Wisely, Apple has always been adverse to using other people’s technology to drive its business, so with competitor Google supplying the tech for so many Apple services, it’s only common sense that Cupertino’s interested in taking the reins back.
Back in April, Apple managed to do just that, replacing its previous location service partners Google and Skyhook in favor of their own location databases… but only on iOS 3.2 or above.
Says Apple’s Bruce Sewell:
To provide the high quality products and services that its customers demand, Apple must have access to comprehensive location-based information. For devices running iPhone OS versions 1.1.3 to 3.1, Apple relied on (and still relies on) databases maintained by Google and Skyhook Wireless (“Skyhook”) to provide location-based services.

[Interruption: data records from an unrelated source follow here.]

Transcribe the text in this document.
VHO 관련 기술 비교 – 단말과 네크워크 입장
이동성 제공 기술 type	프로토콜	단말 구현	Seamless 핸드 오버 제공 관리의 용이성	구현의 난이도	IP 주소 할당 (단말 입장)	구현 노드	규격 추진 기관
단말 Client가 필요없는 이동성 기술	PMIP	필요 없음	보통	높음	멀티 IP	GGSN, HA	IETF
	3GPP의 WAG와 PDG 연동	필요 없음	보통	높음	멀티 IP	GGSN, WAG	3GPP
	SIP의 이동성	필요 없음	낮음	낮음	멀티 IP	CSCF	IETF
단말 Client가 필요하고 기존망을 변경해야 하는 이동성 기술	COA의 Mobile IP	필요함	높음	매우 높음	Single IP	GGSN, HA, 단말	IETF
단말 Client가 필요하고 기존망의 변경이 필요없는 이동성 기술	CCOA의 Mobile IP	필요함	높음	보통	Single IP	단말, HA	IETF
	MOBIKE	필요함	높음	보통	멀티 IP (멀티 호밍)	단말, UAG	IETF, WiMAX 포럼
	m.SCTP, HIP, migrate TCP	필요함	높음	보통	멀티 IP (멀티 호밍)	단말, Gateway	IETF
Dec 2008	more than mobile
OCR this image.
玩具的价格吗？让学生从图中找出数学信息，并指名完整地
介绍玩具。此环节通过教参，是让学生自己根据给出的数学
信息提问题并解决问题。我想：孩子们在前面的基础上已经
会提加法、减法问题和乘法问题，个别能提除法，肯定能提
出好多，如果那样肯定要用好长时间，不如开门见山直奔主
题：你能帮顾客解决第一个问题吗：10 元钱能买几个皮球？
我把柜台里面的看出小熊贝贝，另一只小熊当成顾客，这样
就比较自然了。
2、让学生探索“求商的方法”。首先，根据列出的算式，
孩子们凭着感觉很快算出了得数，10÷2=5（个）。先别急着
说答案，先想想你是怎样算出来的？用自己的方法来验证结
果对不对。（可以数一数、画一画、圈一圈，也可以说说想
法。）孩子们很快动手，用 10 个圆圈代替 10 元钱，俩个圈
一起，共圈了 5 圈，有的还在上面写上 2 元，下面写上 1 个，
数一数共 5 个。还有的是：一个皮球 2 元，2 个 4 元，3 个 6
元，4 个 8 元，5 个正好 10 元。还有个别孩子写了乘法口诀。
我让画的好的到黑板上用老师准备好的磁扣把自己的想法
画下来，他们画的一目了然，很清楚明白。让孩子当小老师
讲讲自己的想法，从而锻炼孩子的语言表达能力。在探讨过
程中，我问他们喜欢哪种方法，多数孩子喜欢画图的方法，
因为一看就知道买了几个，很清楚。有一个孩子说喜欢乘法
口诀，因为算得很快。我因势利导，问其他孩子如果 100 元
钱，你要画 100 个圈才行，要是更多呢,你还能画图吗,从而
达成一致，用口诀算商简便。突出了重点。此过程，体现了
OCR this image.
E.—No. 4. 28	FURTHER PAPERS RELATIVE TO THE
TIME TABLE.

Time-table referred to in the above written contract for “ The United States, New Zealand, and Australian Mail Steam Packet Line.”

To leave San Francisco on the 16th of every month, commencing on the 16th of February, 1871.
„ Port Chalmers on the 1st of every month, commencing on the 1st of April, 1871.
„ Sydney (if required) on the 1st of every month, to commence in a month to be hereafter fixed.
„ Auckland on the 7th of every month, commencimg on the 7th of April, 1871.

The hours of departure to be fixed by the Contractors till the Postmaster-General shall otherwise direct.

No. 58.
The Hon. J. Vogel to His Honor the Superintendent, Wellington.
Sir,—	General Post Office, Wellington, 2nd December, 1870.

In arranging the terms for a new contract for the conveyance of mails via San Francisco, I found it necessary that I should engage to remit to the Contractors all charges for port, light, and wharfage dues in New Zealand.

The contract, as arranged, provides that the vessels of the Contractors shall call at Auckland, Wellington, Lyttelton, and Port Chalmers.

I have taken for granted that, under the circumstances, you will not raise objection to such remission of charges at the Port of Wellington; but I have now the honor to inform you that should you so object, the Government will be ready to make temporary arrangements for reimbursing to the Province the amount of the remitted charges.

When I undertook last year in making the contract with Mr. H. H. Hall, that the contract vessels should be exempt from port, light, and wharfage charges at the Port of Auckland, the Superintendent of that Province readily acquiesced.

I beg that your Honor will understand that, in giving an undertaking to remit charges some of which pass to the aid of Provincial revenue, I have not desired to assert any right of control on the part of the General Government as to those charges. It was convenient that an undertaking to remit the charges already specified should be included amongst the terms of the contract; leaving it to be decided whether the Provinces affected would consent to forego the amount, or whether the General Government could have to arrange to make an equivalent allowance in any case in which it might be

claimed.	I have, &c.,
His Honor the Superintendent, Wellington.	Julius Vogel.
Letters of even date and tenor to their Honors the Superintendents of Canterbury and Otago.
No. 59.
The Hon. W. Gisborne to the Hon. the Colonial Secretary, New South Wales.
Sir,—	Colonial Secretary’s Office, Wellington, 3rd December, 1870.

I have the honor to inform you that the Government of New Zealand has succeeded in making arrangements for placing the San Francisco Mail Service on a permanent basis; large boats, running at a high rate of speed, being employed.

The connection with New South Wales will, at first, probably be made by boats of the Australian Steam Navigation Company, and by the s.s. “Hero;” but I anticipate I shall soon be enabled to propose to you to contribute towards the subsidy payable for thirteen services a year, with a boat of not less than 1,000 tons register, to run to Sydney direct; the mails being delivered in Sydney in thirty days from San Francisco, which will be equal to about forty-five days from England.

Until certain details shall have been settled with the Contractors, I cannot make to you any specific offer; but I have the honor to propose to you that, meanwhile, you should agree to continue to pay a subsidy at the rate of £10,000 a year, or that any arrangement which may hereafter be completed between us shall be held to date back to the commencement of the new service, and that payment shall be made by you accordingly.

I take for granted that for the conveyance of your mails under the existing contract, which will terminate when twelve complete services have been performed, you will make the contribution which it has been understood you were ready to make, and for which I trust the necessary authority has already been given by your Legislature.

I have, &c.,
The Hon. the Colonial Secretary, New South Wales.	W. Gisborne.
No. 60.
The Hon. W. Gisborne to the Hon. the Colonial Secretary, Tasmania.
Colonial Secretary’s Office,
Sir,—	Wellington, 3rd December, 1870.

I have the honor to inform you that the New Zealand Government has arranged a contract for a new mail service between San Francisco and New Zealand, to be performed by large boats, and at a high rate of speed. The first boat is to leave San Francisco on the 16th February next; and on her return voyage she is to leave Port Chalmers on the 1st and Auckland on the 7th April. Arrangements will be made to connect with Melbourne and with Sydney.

Beginning with the iPhone OS version 3.2 released in April 2010, Apple relies on its own databases to provide location-based services and for diagnostic purposes. These databases must be updated continuously to account for, among other things, the ever-changing physical landscape, more innovative uses of mobile technology, and the increasing number of Apple’s customers. Apple has always taken great care to protect the privacy of its customers.
Where’d these location databases come from? 9to5Mac raises an interesting point: we’re probably seeing at least a few of the assets from Apple’s purchase of Quattro in play here.
Either way, Apple now controls location on iOS, and have all but crippled Google’s mobile ad business with iAds. Will they tackle search next?